In 2020, a second grant from Lilly Endowment enabled the team to develop a program for congregational teams to listen and design responsive ministries in rapidly changing local contexts. This program, now in its pilot cohort, is the start of Trusting Teams Project. It additionally funds the operations of Christ & Cascadia, an online journal focused on innovative faith communities in the pacific northwest bioregion. Christ & Cascadia is the first offering of Place Project.
These three initiatives — Resilient Leaders Project, Trusting Teams Project, and Place Project — will now be components of the Center. The initiatives will work in concert to resource, train, and connect leaders to grow their resilience, develop the capacity of working groups, and respond to local human and natural ecosystems as unique expressions of faith.
The Center for Transforming Engagement has big plans to host gathering events, workshops, online courses, downloadable resources, and training programs with the goal of equipping leaders and teams to build cohesive communities marked by resilience, belonging, and regenerativity.
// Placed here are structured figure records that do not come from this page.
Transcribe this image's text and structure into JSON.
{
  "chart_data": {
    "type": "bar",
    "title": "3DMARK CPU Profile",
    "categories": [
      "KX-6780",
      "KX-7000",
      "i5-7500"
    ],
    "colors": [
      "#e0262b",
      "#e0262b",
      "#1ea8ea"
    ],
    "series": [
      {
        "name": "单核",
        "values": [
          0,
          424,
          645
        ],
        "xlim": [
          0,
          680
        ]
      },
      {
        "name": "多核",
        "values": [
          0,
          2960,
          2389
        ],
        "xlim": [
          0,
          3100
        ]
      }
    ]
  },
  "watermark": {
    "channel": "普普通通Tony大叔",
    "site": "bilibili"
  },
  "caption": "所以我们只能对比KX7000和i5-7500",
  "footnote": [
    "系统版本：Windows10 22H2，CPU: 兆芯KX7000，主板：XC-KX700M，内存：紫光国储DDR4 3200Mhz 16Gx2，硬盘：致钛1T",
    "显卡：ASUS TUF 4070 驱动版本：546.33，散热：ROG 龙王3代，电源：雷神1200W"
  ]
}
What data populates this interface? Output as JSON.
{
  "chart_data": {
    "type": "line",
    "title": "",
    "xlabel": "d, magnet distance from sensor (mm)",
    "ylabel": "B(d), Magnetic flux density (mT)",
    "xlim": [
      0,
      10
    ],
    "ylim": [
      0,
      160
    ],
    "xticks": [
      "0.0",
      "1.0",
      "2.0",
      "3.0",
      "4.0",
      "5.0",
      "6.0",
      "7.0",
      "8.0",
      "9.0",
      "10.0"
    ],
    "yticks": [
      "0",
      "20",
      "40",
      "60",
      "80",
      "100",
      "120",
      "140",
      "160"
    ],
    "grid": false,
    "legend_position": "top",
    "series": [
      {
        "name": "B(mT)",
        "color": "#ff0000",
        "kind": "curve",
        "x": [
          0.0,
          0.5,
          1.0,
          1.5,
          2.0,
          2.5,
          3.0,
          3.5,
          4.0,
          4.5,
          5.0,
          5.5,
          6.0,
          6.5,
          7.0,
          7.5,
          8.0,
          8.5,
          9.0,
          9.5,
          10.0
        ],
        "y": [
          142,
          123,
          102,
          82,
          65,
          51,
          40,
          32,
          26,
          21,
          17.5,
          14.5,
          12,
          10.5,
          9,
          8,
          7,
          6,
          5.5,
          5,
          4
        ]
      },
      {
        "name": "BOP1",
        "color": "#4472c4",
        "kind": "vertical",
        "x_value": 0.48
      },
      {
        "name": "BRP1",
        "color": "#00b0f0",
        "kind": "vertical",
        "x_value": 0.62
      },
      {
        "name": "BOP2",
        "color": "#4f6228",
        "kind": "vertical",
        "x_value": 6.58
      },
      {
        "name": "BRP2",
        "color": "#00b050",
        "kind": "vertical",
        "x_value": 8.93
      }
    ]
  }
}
“Our vision is to restore institutional health through resilient leaders, trusting teams, and deep listening to the human and natural ecosystems of local contexts,” says Kate Rae Davis, Director of the new Center. “Over the last five years, our work with hundreds of leaders has repeatedly emphasized a key learning: while hope and vision may come from a leader, real social change only comes through groups working with one another in response to their context. We are committed to the rebuilding of institutions and healing of society through combining the best tools of the social sciences with the Christian values of faith, hope, and love.”